Un projet au long cours
CAMP se veut avant tout une expérimentation participative pour aborder les enjeux artistiques, éthiques et financiers du métier et réfléchir aux manières d’en assurer la pérennité. Les prémisses du projet remontent à 2016, quand des discussions sont amorcées au sein d’un groupe informel qui réunit les quatre membres fondateurs de CAMP: l’ancien agent québécois, Denis Bergeron, auquel succède Adrien Bussy (Montréal, Canada), Magnus Nordberg (Stockholm, Suède), Line Rousseau (Tilburg, Pays-Bas) et Lene Bang Henningsen (Copenhague, Danemark). En 2017, le Festival TransAmériques et le B.MOTION Festival (Italie) leur offrent un espace d’échanges et de réflexions sous forme de résidences.
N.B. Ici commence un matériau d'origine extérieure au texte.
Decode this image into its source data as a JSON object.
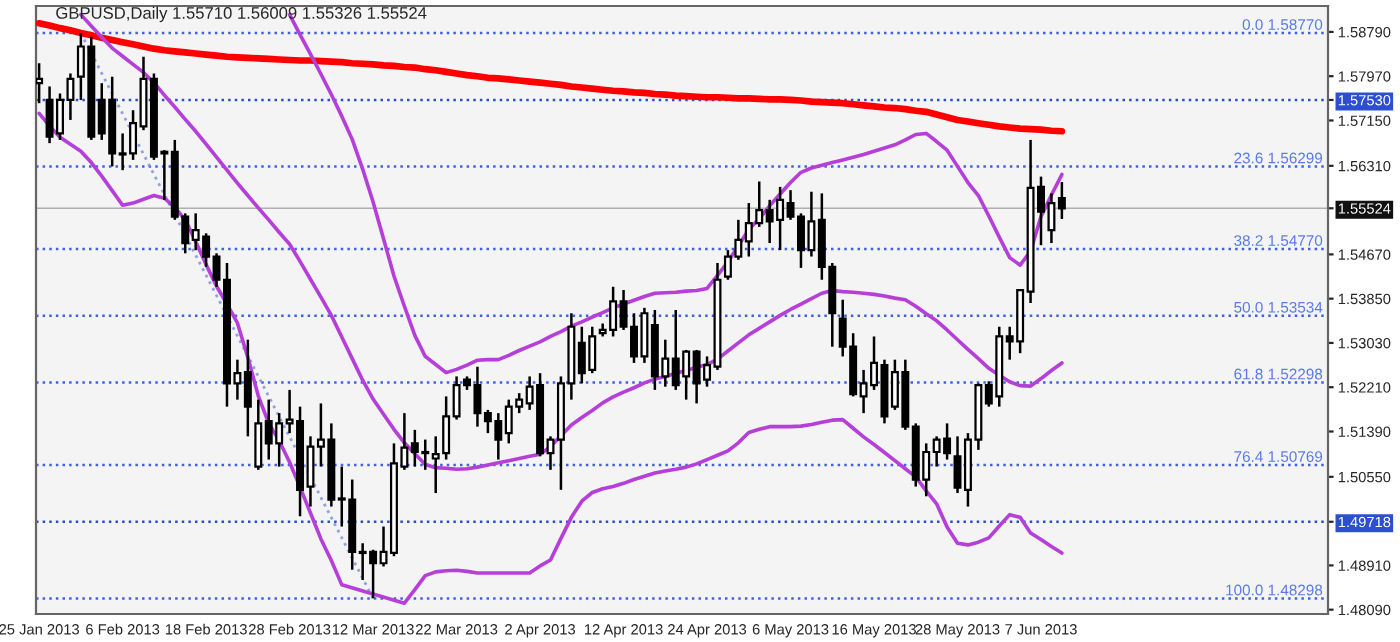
{
  "chart_data": {
    "type": "candlestick",
    "title": "GBPUSD,Daily 1.55710 1.56009 1.55326 1.55524",
    "categories": [
      "25 Jan 2013",
      null,
      null,
      null,
      null,
      null,
      null,
      null,
      "6 Feb 2013",
      null,
      null,
      null,
      null,
      null,
      null,
      null,
      "18 Feb 2013",
      null,
      null,
      null,
      null,
      null,
      null,
      null,
      "28 Feb 2013",
      null,
      null,
      null,
      null,
      null,
      null,
      null,
      "12 Mar 2013",
      null,
      null,
      null,
      null,
      null,
      null,
      null,
      "22 Mar 2013",
      null,
      null,
      null,
      null,
      null,
      null,
      null,
      "2 Apr 2013",
      null,
      null,
      null,
      null,
      null,
      null,
      null,
      "12 Apr 2013",
      null,
      null,
      null,
      null,
      null,
      null,
      null,
      "24 Apr 2013",
      null,
      null,
      null,
      null,
      null,
      null,
      null,
      "6 May 2013",
      null,
      null,
      null,
      null,
      null,
      null,
      null,
      "16 May 2013",
      null,
      null,
      null,
      null,
      null,
      null,
      null,
      "28 May 2013",
      null,
      null,
      null,
      null,
      null,
      null,
      null,
      "7 Jun 2013",
      null,
      null
    ],
    "ohlc": [
      [
        1.5784,
        1.5821,
        1.5747,
        1.5792
      ],
      [
        1.5753,
        1.5778,
        1.5673,
        1.5685
      ],
      [
        1.5691,
        1.5765,
        1.5679,
        1.5753
      ],
      [
        1.5753,
        1.5802,
        1.5716,
        1.5792
      ],
      [
        1.5796,
        1.5877,
        1.5753,
        1.5852
      ],
      [
        1.5852,
        1.587,
        1.5679,
        1.5685
      ],
      [
        1.5753,
        1.5784,
        1.5679,
        1.5691
      ],
      [
        1.5753,
        1.5796,
        1.563,
        1.5654
      ],
      [
        1.5654,
        1.5691,
        1.5623,
        1.5652
      ],
      [
        1.5654,
        1.5734,
        1.5642,
        1.571
      ],
      [
        1.5704,
        1.5833,
        1.5697,
        1.5792
      ],
      [
        1.5792,
        1.5802,
        1.5642,
        1.5648
      ],
      [
        1.5657,
        1.566,
        1.5568,
        1.5654
      ],
      [
        1.5657,
        1.5679,
        1.5531,
        1.5537
      ],
      [
        1.5537,
        1.5543,
        1.5469,
        1.5488
      ],
      [
        1.5494,
        1.5543,
        1.5475,
        1.5512
      ],
      [
        1.55,
        1.5506,
        1.5444,
        1.5463
      ],
      [
        1.5463,
        1.5469,
        1.5407,
        1.542
      ],
      [
        1.542,
        1.5451,
        1.5185,
        1.5228
      ],
      [
        1.5228,
        1.5272,
        1.5198,
        1.5247
      ],
      [
        1.5249,
        1.5309,
        1.513,
        1.5185
      ],
      [
        1.5074,
        1.5198,
        1.5068,
        1.5154
      ],
      [
        1.5158,
        1.5198,
        1.5087,
        1.5117
      ],
      [
        1.5117,
        1.5173,
        1.5074,
        1.5154
      ],
      [
        1.5154,
        1.5216,
        1.5136,
        1.5161
      ],
      [
        1.5158,
        1.5185,
        1.4982,
        1.5031
      ],
      [
        1.5037,
        1.513,
        1.5,
        1.5111
      ],
      [
        1.5111,
        1.5191,
        1.5074,
        1.5124
      ],
      [
        1.5124,
        1.5154,
        1.5,
        1.5013
      ],
      [
        1.5015,
        1.5074,
        1.4963,
        1.5013
      ],
      [
        1.5013,
        1.505,
        1.4883,
        1.4916
      ],
      [
        1.4916,
        1.4932,
        1.4864,
        1.4914
      ],
      [
        1.4916,
        1.492,
        1.483,
        1.4895
      ],
      [
        1.4895,
        1.4963,
        1.4889,
        1.4916
      ],
      [
        1.4914,
        1.5117,
        1.4908,
        1.508
      ],
      [
        1.5074,
        1.5173,
        1.5068,
        1.5109
      ],
      [
        1.5117,
        1.5142,
        1.5074,
        1.5101
      ],
      [
        1.5101,
        1.5124,
        1.5068,
        1.5099
      ],
      [
        1.5089,
        1.513,
        1.5025,
        1.5097
      ],
      [
        1.5099,
        1.5204,
        1.5087,
        1.5167
      ],
      [
        1.5167,
        1.5241,
        1.5161,
        1.5225
      ],
      [
        1.5235,
        1.5241,
        1.5216,
        1.5225
      ],
      [
        1.5225,
        1.5259,
        1.5148,
        1.5173
      ],
      [
        1.5173,
        1.5179,
        1.5136,
        1.5158
      ],
      [
        1.5158,
        1.5173,
        1.5087,
        1.5124
      ],
      [
        1.5136,
        1.5198,
        1.5117,
        1.5185
      ],
      [
        1.5185,
        1.521,
        1.5173,
        1.5198
      ],
      [
        1.5191,
        1.5241,
        1.5179,
        1.5222
      ],
      [
        1.5225,
        1.5247,
        1.5093,
        1.5099
      ],
      [
        1.5099,
        1.513,
        1.5068,
        1.5124
      ],
      [
        1.5124,
        1.5241,
        1.5031,
        1.5228
      ],
      [
        1.5228,
        1.5358,
        1.5198,
        1.5333
      ],
      [
        1.5303,
        1.5333,
        1.5228,
        1.5247
      ],
      [
        1.5253,
        1.5333,
        1.5247,
        1.5315
      ],
      [
        1.5321,
        1.5339,
        1.5315,
        1.5327
      ],
      [
        1.5327,
        1.5407,
        1.5315,
        1.538
      ],
      [
        1.538,
        1.5401,
        1.5327,
        1.5333
      ],
      [
        1.5333,
        1.5358,
        1.5266,
        1.5278
      ],
      [
        1.5278,
        1.5368,
        1.5266,
        1.5358
      ],
      [
        1.5336,
        1.5364,
        1.5216,
        1.5241
      ],
      [
        1.5241,
        1.5309,
        1.5222,
        1.5274
      ],
      [
        1.5274,
        1.5364,
        1.5216,
        1.5225
      ],
      [
        1.5241,
        1.529,
        1.5198,
        1.5287
      ],
      [
        1.5287,
        1.529,
        1.5191,
        1.5228
      ],
      [
        1.5235,
        1.5278,
        1.5222,
        1.5262
      ],
      [
        1.5259,
        1.5451,
        1.5253,
        1.542
      ],
      [
        1.5426,
        1.5475,
        1.542,
        1.5463
      ],
      [
        1.5463,
        1.5531,
        1.5457,
        1.5494
      ],
      [
        1.5491,
        1.5562,
        1.5463,
        1.5525
      ],
      [
        1.5525,
        1.5602,
        1.5518,
        1.5549
      ],
      [
        1.5549,
        1.5568,
        1.5488,
        1.5528
      ],
      [
        1.5531,
        1.5592,
        1.5475,
        1.5568
      ],
      [
        1.5562,
        1.5586,
        1.5531,
        1.5537
      ],
      [
        1.5537,
        1.5543,
        1.5442,
        1.5475
      ],
      [
        1.5475,
        1.5583,
        1.5463,
        1.5528
      ],
      [
        1.5531,
        1.558,
        1.542,
        1.5444
      ],
      [
        1.5444,
        1.5451,
        1.5296,
        1.5358
      ],
      [
        1.5348,
        1.5383,
        1.5278,
        1.5296
      ],
      [
        1.5296,
        1.5321,
        1.5204,
        1.5208
      ],
      [
        1.5204,
        1.5253,
        1.5173,
        1.5228
      ],
      [
        1.5225,
        1.5315,
        1.5216,
        1.5266
      ],
      [
        1.5262,
        1.5272,
        1.5154,
        1.5167
      ],
      [
        1.5185,
        1.5272,
        1.5179,
        1.5249
      ],
      [
        1.5249,
        1.5272,
        1.5142,
        1.5148
      ],
      [
        1.5148,
        1.5154,
        1.5037,
        1.505
      ],
      [
        1.505,
        1.5117,
        1.5019,
        1.5101
      ],
      [
        1.5101,
        1.513,
        1.5074,
        1.5124
      ],
      [
        1.5126,
        1.5154,
        1.5087,
        1.5099
      ],
      [
        1.5093,
        1.513,
        1.5025,
        1.5035
      ],
      [
        1.5031,
        1.5136,
        1.5,
        1.5124
      ],
      [
        1.5124,
        1.5228,
        1.5105,
        1.5225
      ],
      [
        1.5225,
        1.5232,
        1.5185,
        1.5191
      ],
      [
        1.5204,
        1.5333,
        1.5185,
        1.5315
      ],
      [
        1.5315,
        1.5333,
        1.5272,
        1.5306
      ],
      [
        1.5306,
        1.5401,
        1.5284,
        1.5401
      ],
      [
        1.5398,
        1.5679,
        1.5377,
        1.559
      ],
      [
        1.5592,
        1.5611,
        1.5484,
        1.5546
      ],
      [
        1.5512,
        1.558,
        1.5488,
        1.5562
      ],
      [
        1.5571,
        1.56009,
        1.55326,
        1.55524
      ]
    ],
    "series": [
      {
        "type": "line",
        "color": "#ff0000",
        "values": [
          1.5895,
          1.5891,
          1.5886,
          1.5882,
          1.5877,
          1.5873,
          1.5868,
          1.5864,
          1.586,
          1.5856,
          1.5852,
          1.5848,
          1.5845,
          1.5843,
          1.5841,
          1.5839,
          1.5837,
          1.5835,
          1.5833,
          1.5832,
          1.5831,
          1.583,
          1.5829,
          1.5828,
          1.5827,
          1.5826,
          1.5826,
          1.5825,
          1.5824,
          1.5823,
          1.5821,
          1.582,
          1.5819,
          1.5817,
          1.5816,
          1.5814,
          1.5813,
          1.581,
          1.5808,
          1.5805,
          1.5802,
          1.5799,
          1.5797,
          1.5794,
          1.5793,
          1.5791,
          1.5789,
          1.5787,
          1.5785,
          1.5783,
          1.5781,
          1.5778,
          1.5776,
          1.5774,
          1.5772,
          1.577,
          1.5769,
          1.5767,
          1.5766,
          1.5764,
          1.5763,
          1.5761,
          1.576,
          1.5759,
          1.5758,
          1.5758,
          1.5757,
          1.5756,
          1.5756,
          1.5755,
          1.5754,
          1.5754,
          1.5753,
          1.5752,
          1.575,
          1.5749,
          1.5748,
          1.5747,
          1.5745,
          1.5743,
          1.5741,
          1.5739,
          1.5738,
          1.5736,
          1.5733,
          1.5731,
          1.5726,
          1.5721,
          1.5716,
          1.5713,
          1.571,
          1.5707,
          1.5704,
          1.5702,
          1.57,
          1.5699,
          1.5698,
          1.5696,
          1.5695
        ]
      },
      {
        "type": "line",
        "color": "#b53fd8",
        "values": [
          null,
          null,
          null,
          null,
          1.5911,
          1.589,
          1.5869,
          1.5849,
          1.5834,
          1.5819,
          1.5804,
          1.5785,
          1.5762,
          1.574,
          1.5717,
          1.5695,
          1.5671,
          1.5647,
          1.5623,
          1.5599,
          1.5576,
          1.5553,
          1.5531,
          1.5508,
          1.5486,
          1.5454,
          1.5421,
          1.5388,
          1.5354,
          1.5314,
          1.5274,
          1.5234,
          1.5199,
          1.5171,
          1.5143,
          1.5118,
          1.5098,
          1.5078,
          1.5072,
          1.5071,
          1.5069,
          1.507,
          1.5073,
          1.5077,
          1.5081,
          1.5085,
          1.5089,
          1.5093,
          1.5097,
          1.5111,
          1.5131,
          1.5151,
          1.5165,
          1.5178,
          1.5192,
          1.5203,
          1.5212,
          1.522,
          1.5229,
          1.5236,
          1.5241,
          1.5247,
          1.5252,
          1.5258,
          1.5263,
          1.5273,
          1.5288,
          1.5303,
          1.5318,
          1.533,
          1.5342,
          1.5354,
          1.5365,
          1.5375,
          1.5385,
          1.5395,
          1.54,
          1.5398,
          1.5397,
          1.5395,
          1.5393,
          1.539,
          1.5386,
          1.5383,
          1.5371,
          1.5357,
          1.5344,
          1.5327,
          1.5309,
          1.5291,
          1.5274,
          1.5256,
          1.5243,
          1.5231,
          1.5224,
          1.5223,
          1.5237,
          1.5252,
          1.5266
        ]
      },
      {
        "type": "line",
        "color": "#b53fd8",
        "values": [
          null,
          null,
          null,
          null,
          null,
          null,
          null,
          null,
          null,
          null,
          null,
          null,
          null,
          null,
          null,
          null,
          null,
          null,
          null,
          null,
          null,
          null,
          null,
          null,
          1.5911,
          1.5874,
          1.5838,
          1.5801,
          1.5763,
          1.5723,
          1.568,
          1.5625,
          1.5564,
          1.5496,
          1.5427,
          1.5371,
          1.5317,
          1.5278,
          1.5263,
          1.5248,
          1.5254,
          1.5262,
          1.5271,
          1.5272,
          1.5272,
          1.528,
          1.5289,
          1.5297,
          1.5305,
          1.5315,
          1.5324,
          1.5334,
          1.5342,
          1.5351,
          1.5359,
          1.5368,
          1.5375,
          1.5382,
          1.5389,
          1.5395,
          1.5396,
          1.5397,
          1.5399,
          1.54,
          1.5404,
          1.5428,
          1.5453,
          1.5483,
          1.5513,
          1.5533,
          1.5557,
          1.5579,
          1.56,
          1.5619,
          1.5627,
          1.5632,
          1.5637,
          1.5642,
          1.5647,
          1.5652,
          1.5658,
          1.5664,
          1.567,
          1.5679,
          1.5689,
          1.5691,
          1.5676,
          1.566,
          1.563,
          1.56,
          1.5576,
          1.5538,
          1.5499,
          1.5461,
          1.5447,
          1.5473,
          1.5537,
          1.5577,
          1.5615
        ]
      },
      {
        "type": "line",
        "color": "#b53fd8",
        "values": [
          1.5728,
          1.5705,
          1.5684,
          1.5671,
          1.5658,
          1.5637,
          1.5612,
          1.5585,
          1.5558,
          1.5562,
          1.5569,
          1.5576,
          1.5571,
          1.5554,
          1.5531,
          1.5491,
          1.5448,
          1.5408,
          1.5375,
          1.534,
          1.5276,
          1.5205,
          1.5154,
          1.5122,
          1.5082,
          1.5036,
          1.4988,
          1.494,
          1.49,
          1.4855,
          null,
          null,
          null,
          null,
          null,
          1.4821,
          1.4846,
          1.4872,
          1.4879,
          1.4881,
          1.4882,
          1.488,
          1.4877,
          1.4877,
          1.4877,
          1.4877,
          1.4877,
          1.4877,
          1.489,
          1.4901,
          1.4941,
          1.498,
          1.501,
          1.5026,
          1.5033,
          1.5037,
          1.5043,
          1.505,
          1.5056,
          1.5062,
          1.5066,
          1.5069,
          1.5073,
          1.5079,
          1.5087,
          1.5095,
          1.5103,
          1.5118,
          1.5137,
          1.5143,
          1.5148,
          1.5148,
          1.5148,
          1.5149,
          1.5152,
          1.5156,
          1.516,
          1.5161,
          1.5145,
          1.5129,
          1.5115,
          1.51,
          1.5085,
          1.507,
          1.5055,
          1.5029,
          1.5005,
          1.4962,
          1.4932,
          1.4929,
          1.4934,
          1.4942,
          1.4964,
          1.4985,
          1.498,
          1.4951,
          1.4939,
          1.4926,
          1.4914
        ]
      }
    ],
    "ref_lines": [
      {
        "axis": "y",
        "value": 1.5877,
        "label": "0.0 1.58770",
        "color": "#3f63e0",
        "line_style": "dotted"
      },
      {
        "axis": "y",
        "value": 1.56299,
        "label": "23.6 1.56299",
        "color": "#3f63e0",
        "line_style": "dotted"
      },
      {
        "axis": "y",
        "value": 1.5477,
        "label": "38.2 1.54770",
        "color": "#3f63e0",
        "line_style": "dotted"
      },
      {
        "axis": "y",
        "value": 1.53534,
        "label": "50.0 1.53534",
        "color": "#3f63e0",
        "line_style": "dotted"
      },
      {
        "axis": "y",
        "value": 1.52298,
        "label": "61.8 1.52298",
        "color": "#3f63e0",
        "line_style": "dotted"
      },
      {
        "axis": "y",
        "value": 1.50769,
        "label": "76.4 1.50769",
        "color": "#3f63e0",
        "line_style": "dotted"
      },
      {
        "axis": "y",
        "value": 1.48298,
        "label": "100.0 1.48298",
        "color": "#3f63e0",
        "line_style": "dotted"
      },
      {
        "axis": "y",
        "value": 1.5753,
        "color": "#2b4fd0",
        "line_style": "dotted"
      },
      {
        "axis": "y",
        "value": 1.49718,
        "color": "#2b4fd0",
        "line_style": "dotted"
      },
      {
        "axis": "y",
        "value": 1.55524,
        "color": "#111111",
        "line_style": "solid"
      }
    ],
    "ylim": [
      1.4801,
      1.5927
    ],
    "yticks": [
      {
        "value": 1.5879,
        "label": "1.58790"
      },
      {
        "value": 1.5797,
        "label": "1.57970"
      },
      {
        "value": 1.5753,
        "label": "1.57530"
      },
      {
        "value": 1.5715,
        "label": "1.57150"
      },
      {
        "value": 1.5631,
        "label": "1.56310"
      },
      {
        "value": 1.55524,
        "label": "1.55524"
      },
      {
        "value": 1.5467,
        "label": "1.54670"
      },
      {
        "value": 1.5385,
        "label": "1.53850"
      },
      {
        "value": 1.5303,
        "label": "1.53030"
      },
      {
        "value": 1.5221,
        "label": "1.52210"
      },
      {
        "value": 1.5139,
        "label": "1.51390"
      },
      {
        "value": 1.5055,
        "label": "1.50550"
      },
      {
        "value": 1.49718,
        "label": "1.49718"
      },
      {
        "value": 1.4891,
        "label": "1.48910"
      },
      {
        "value": 1.4809,
        "label": "1.48090"
      }
    ]
  }
}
La voie est ouverte pour qu’émerge CAMP, qui jettera désormais son ancre deux fois par an dans divers grands festivals internationaux.
 

«Ce projet doit permettre de questionner les lacunes et faiblesses inhérentes à la pratique des agents, producteurs et managers en danse: manque de transparence, de sécurité, de viabilité et de durabilité. CAMP doit par ailleurs clarifier la réalité de notre rôle dans le secteur.» – CAMP

Que vise CAMP?

  • Faire valoir la vision à 360° que développe l'intermédiaire entre l'artiste et le diffuseur (qu’il porte le titre d’agent, de manager ou de producteur).
  • Faire reconnaître la valeur et le rôle de l’agent, manager ou producteur dans l’écosystème de la danse et des arts de la scène par les instances subventionnaires.
  • Assurer la viabilité et la durabilité d’un métier aux conditions trop souvent précaires.
  • Articuler les enjeux reliés à la viabilité financière de leur pratique et susciter de nouvelles approches économiques dans les communautés artistiques.
  • Renforcer le rôle des agents dans un écosystème sain, notamment en réfléchissant à la pertinence d’un code de comportement.
  • Encourager le renforcement des compétences.
  • Transmettre les savoir et savoir-faire aux générations à venir.
     

«Nous affirmons que le savoir-faire des agents, managers et producteurs génère un retour sur l’investissement des bailleurs de fonds publics et privés, non seulement pour la communauté artistique en soi, mais aussi pour les entreprises connexes et les communautés. Nous voulons mettre ce savoir-faire en valeur.» – CAMP

Escale montréalaise
Le FTA accueillait donc cette semaine la première étape officielle du projet. Cinq sessions de travail à huis clos ont rassemblé les membres fondateurs auxquels se sont ajoutés agents et producteurs invités, artistes locaux, ainsi que commissaires, programmateurs et représentants des conseils des arts. Un riche programme qui s’est conclu par la table ronde Agents et producteurs: forger des maillons forts, donnant la parole à d’autres joueurs, comme le Canadien Menno Plukker, agent indépendant depuis près de 30 ans. Particulièrement stimulé par l'ouverture de nouveaux marchés, il se sent toujours aussi privilégié d’accompagner le développement d’artistes phares comme de la relève. Son homologue vancouvéroise, Dani Fecko, pointait pour sa part comme il lui semble essentiel que le représentant d'artiste regarde loin en avant, anticipe les changements à venir dans l’écologie mondiale des arts de la scène pour imaginer la diffusion de demain. Enjeux de diversité, de relève, de reconnaissance et de précarité ont encore été soulevés.

Prochaines haltes
CAMP poursuivra ses réflexions ces deux prochaines années avec des escales au Gothenburg Dance et au Theatre Festival (Suède) en août 2018, puis aux Pays-Bas et au Danemark en 2019, avant de tirer leurs conclusions en 2020. Souhaitons que ce périple leur permette de faire reconnaître le rôle des agents et producteurs comme un maillon déterminant de l’écologie de la danse et des arts de la scène ici comme ailleurs.